Büyükşehir Belediye Başkanı Hüseyin Sözlü’de konuşmasında sendikaların demokrasinin vazgeçilmez unsurlarından biri olduğu dile getirdi. Sözlü, sendikaların muhalif bir yapıda olması gerektiğini kaydetti.
“Bizler Mücadelemize Daha Fazla Sarılacağız”
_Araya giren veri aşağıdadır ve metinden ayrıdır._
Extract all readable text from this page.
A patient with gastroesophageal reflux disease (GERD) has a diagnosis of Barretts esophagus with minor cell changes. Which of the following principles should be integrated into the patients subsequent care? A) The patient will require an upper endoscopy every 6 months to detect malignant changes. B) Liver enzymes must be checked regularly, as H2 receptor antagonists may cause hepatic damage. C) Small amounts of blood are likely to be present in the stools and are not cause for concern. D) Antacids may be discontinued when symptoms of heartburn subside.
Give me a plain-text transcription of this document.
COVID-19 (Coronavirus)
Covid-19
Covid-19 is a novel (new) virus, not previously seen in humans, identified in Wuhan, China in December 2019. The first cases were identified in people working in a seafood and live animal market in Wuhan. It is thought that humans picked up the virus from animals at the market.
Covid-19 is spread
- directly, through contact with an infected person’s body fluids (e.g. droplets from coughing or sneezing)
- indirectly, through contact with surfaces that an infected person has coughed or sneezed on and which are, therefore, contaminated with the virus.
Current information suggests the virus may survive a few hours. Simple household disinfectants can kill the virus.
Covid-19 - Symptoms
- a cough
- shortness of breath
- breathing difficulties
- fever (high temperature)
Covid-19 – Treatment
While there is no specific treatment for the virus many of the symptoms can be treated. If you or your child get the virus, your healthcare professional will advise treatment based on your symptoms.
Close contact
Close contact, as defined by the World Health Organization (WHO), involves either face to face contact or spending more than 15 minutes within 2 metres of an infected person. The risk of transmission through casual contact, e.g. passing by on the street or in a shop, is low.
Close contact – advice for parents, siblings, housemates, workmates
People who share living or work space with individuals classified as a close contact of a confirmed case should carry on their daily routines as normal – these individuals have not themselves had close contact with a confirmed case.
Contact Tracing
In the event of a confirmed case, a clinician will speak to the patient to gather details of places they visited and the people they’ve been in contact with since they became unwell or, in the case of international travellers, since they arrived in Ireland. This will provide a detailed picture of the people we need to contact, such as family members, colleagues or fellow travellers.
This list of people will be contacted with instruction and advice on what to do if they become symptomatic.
Petrol-İş Sendikası Adana Şube Başkanı Abdulmecit Dönmez ise yaptığı konuşmada şunları söyledi: “Türkiye’de demokrasinin içselleştirilmemesi, sendikal ve hak özgürlüklerin kullanılmasını engelleyen tavırlara yol açtığı gibi, kazanılmış sosyal hakların geriye götürülmesini içeren taleplere de dönüştü. Emek kesimi ve gelirleri üzerinden sürdürülmek istenen bir takım düzenlemeler işçi kesiminde huzursuzlukların kaynağı haline gelmiş, çalışanların kendisini tehlike altında görmesine yol açtı. Bu bağlamda bizler emekçinin, işçinin temsilcileri olarak mücadelemize her zamankinden daha fazla sarılacağız, bir taraftan kazanılmış haklarımızı korurken, yeni kazanımlar için çalışmalarımıza daha da ağırlık vereceğiz.”